Meus pelos se eriçaram assim que o novo cheiro chegou à mim. Não era nada do que eu já havia sentido, era doce e ao mesmo tempo azedo, a trilha deixada por ele era inconstante, apenas um fio que tremeluzia e desaparecia mas então voltava... e desaparecia de novo.

Diferente das outras trilhas, esse novo cheiro era forte o suficiente para ser vivo, a cor vermelha brilhante encantava meus olhos de lobo, não parecia em nada com o amarelo desbotado dos humanos, mas também não era nem de longe parecido com o cinza opaco imortal.

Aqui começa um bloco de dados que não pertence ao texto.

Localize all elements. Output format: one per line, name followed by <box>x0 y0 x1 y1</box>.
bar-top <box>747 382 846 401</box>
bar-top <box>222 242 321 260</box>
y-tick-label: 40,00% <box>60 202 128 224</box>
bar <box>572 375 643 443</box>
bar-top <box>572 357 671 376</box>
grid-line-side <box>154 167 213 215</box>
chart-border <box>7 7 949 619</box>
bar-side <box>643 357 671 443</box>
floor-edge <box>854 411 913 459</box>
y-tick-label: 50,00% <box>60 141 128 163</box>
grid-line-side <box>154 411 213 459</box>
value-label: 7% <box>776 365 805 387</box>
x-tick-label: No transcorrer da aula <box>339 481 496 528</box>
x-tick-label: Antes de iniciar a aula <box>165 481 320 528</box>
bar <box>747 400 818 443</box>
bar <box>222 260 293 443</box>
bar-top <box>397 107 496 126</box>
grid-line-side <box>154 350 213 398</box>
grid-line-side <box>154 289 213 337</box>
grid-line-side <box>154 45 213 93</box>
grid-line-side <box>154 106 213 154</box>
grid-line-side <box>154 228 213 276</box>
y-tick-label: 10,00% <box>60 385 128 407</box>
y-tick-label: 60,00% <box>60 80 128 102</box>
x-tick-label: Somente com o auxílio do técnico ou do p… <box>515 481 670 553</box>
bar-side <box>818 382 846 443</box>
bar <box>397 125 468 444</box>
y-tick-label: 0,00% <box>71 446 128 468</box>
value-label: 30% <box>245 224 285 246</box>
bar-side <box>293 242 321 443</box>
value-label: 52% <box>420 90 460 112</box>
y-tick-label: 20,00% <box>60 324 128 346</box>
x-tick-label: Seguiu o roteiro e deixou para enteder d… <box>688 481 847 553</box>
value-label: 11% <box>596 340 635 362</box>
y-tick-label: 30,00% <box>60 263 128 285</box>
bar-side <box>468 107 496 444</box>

Um rosnado saiu de minha garganta, e por um minuto inteiro achei que meu corpo não iria me obedecer, à tentação de seguir aquele rastro, de caçar a minha presa me deixou selvagem. Eufórico. A adrenalina fazendo minhas patas inquietas, cavei pequenos buracos no chão, mas me impedi de perseguir o cheiro.

Nunca gostei de vermelho, a cor do fogo, pois ele balançava de uma lado para o outro como uma nuvem colorida que eu costumava ver quando estava na forma de lobo.

Essa nuvem nunca era algo bom. No entanto aqui estava, as duas coisas que eu menos gostava unidas numa só e eu queria segui-la.

Checar o perímetro, me ordenei, era bom conversar sozinho. Quebrar o silêncio insuportável de minha cabeça. Era engraçado, minha audição era formidável, eu podia ouvir até o mais leve espirro em meio a confusão de rodas e relincho irritado dos cavalos, que vinham pela estrada principal. Podia dizer pela altura do som que estavam preste a parar perto da curva na estrada. 

Mas ainda assim, eu sentia o vazio, o abandono, uma ausência de som tão grande em minha cabeça que eu poderia enlouquecer apenas com isso. 

Obriguei-me a me afastar, ignorar o fio vermelho, e seguir a trilha que foi deixada mais cedo. Eu precisava me controlar: ordem, disciplina e brutalidade. Era o que diziam as lendas.

Apesar de não seguir isso, me mantinha na maior parte do tempo focado.  

📌

Atualmente…

Eu não podia acreditar em meus próprios olhos. O novo cheiro que estava no ar e a cada instante ficava mais forte, tinha me deixado inquieto mesmo na forma humana. Eu já estava sentindo-o a muito tempo, e vê-la me trouxe todas as lembranças da primeira vez que eu o senti. Mesmo que não me parecesse ameaçador me perguntei mais uma vez se hoje era realmente o melhor dia para isso. Se um daqueles imortais fedorentos resolvessem passear por aqui muita gente estaria exposta.

E quem era ela? O quê era ela?

Sentada em meio as outras mulheres foi onde eu a vi, ela pareceu muito pequena não mais do que uma garota encolhida, talvez nem ao menos tivesse tido o seu primeiro sangramento ainda. Porém, a maioria das mulheres pareciam pequenas e frágeis se comparadas ao meu tamanho.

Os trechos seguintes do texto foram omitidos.